Weekly jobless claims data from the Labor Department surged in March after the lockdowns began but declined for several weeks. As the coronavirus resurgence forces state and local governments to roll back reopening measures, however, joblessness started rising again over the last two weeks, with nearly 2.3 million new claims made in the week ended July 25.

"Two is not a trend, but with the virus running rampant across much of the nation and the reopening of the economy largely on pause, we are likely to see that increase continue," analyst Joel Naroff said.

"Massive welfare economy"

A study last month by the University of Chicago and the University of Notre Dame credited government aid, including the Coronavirus Aid, Relief, and Economic Security Act, also known as the CARES Act, with reducing poverty by 2.3% even as unemployment surged.

Despite the rising jobless rate, there have been paradoxical signs of increased spending. On Friday, the Commerce Department reported personal consumption expenditures rose 5.6% last month even as personal income declined, though only by 1.1%, a slower rate than in May.

Analysts have credited the CARES Act payments and the extraordinary unemployment payments with supporting economic sectors like retail sales, which in June returned almost to its level prior to the pandemic.

President Donald Trump has seized on the promising indicators to bolster his case that the economy is revitalizing, but Gregory Daco of Oxford Economics said the increase in virus cases changes the situation.

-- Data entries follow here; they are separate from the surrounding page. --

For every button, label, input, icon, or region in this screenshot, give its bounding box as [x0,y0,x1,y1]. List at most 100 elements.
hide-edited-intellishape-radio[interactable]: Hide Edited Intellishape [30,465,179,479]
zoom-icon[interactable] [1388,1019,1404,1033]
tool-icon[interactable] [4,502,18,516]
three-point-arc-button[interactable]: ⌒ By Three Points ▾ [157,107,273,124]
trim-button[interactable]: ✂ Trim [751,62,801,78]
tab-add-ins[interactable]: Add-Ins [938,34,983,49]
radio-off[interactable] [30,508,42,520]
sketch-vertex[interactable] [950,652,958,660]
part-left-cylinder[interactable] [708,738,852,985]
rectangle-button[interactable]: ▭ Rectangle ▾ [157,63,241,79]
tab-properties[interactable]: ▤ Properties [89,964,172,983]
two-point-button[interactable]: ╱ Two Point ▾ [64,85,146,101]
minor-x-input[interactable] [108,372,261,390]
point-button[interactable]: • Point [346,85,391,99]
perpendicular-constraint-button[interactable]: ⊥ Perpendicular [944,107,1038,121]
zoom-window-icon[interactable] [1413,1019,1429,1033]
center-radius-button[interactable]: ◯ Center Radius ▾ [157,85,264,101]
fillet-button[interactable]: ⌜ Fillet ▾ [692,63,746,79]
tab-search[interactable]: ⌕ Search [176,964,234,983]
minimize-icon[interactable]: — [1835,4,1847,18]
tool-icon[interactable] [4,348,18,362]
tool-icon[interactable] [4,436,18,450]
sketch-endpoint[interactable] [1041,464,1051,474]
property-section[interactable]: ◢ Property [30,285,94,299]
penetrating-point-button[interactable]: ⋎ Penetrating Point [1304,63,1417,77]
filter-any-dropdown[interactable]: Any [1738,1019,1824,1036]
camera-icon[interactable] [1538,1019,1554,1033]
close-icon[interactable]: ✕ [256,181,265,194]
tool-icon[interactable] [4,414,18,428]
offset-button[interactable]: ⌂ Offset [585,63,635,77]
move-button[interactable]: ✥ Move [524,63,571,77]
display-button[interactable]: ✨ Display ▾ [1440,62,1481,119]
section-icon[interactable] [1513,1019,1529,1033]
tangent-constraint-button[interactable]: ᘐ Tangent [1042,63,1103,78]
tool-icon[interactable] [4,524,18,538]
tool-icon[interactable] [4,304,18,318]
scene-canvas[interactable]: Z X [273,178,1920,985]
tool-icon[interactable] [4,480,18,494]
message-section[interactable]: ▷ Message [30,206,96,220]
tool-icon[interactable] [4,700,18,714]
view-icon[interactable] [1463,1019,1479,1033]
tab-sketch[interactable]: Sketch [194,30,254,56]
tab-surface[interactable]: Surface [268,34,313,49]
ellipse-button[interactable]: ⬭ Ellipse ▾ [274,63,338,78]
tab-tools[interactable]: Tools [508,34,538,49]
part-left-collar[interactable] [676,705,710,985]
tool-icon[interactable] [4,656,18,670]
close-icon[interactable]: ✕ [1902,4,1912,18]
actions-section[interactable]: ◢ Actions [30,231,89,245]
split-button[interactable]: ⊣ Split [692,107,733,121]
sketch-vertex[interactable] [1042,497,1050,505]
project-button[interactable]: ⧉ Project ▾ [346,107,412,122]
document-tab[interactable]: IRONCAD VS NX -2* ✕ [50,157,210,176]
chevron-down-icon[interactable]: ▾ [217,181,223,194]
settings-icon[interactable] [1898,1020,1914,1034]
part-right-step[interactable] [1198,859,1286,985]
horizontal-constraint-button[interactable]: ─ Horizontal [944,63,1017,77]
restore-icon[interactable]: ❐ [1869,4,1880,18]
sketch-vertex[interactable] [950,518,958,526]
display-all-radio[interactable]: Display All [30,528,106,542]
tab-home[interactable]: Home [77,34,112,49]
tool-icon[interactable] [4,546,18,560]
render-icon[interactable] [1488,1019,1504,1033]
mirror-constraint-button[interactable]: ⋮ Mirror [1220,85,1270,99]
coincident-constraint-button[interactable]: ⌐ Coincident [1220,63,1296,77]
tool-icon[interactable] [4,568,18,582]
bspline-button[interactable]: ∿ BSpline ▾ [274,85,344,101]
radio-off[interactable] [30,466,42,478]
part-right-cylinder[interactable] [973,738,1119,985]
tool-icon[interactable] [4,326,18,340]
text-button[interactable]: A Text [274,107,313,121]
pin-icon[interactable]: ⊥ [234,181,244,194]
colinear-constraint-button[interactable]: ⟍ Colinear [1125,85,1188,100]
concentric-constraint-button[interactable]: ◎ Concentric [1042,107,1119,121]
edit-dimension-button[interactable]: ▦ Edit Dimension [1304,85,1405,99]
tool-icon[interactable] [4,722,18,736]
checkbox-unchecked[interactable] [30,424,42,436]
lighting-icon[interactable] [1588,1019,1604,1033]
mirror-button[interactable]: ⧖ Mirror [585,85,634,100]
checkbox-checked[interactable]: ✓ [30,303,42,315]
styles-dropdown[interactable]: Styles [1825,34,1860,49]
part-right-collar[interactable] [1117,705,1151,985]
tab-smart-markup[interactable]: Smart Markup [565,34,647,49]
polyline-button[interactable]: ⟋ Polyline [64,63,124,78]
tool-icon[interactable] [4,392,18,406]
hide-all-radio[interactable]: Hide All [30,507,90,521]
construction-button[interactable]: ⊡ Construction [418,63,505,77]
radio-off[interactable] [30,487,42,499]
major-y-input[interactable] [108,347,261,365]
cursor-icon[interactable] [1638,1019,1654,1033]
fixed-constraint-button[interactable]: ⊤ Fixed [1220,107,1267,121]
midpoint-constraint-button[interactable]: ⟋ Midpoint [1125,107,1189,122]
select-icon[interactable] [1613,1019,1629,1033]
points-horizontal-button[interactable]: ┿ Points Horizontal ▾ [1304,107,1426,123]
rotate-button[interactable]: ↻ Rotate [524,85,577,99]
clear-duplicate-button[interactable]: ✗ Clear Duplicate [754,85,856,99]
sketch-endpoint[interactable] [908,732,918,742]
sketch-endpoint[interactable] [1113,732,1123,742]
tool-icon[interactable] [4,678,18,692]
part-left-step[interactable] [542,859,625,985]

"The June data confirm the strong initial phase of the recovery, but we caution that rear-view mirror economics could drive us off a cliff," he wrote in an analysis.

Naroff pointed to the rise in personal income in the face of the worst unemployment crisis seen in decades as evidence that the federal government has created a "massive welfare economy," one that will quickly slump if Congress fails to act and COVID-19 remains rife.

"We have the largest welfare economy in U.S. history, but it was implemented to pay for current spending and keep us from a total collapse," he said. "If you cut that support and the problem facing the economy, the virus, remains out of control, well that v-shaped recovery could disappear."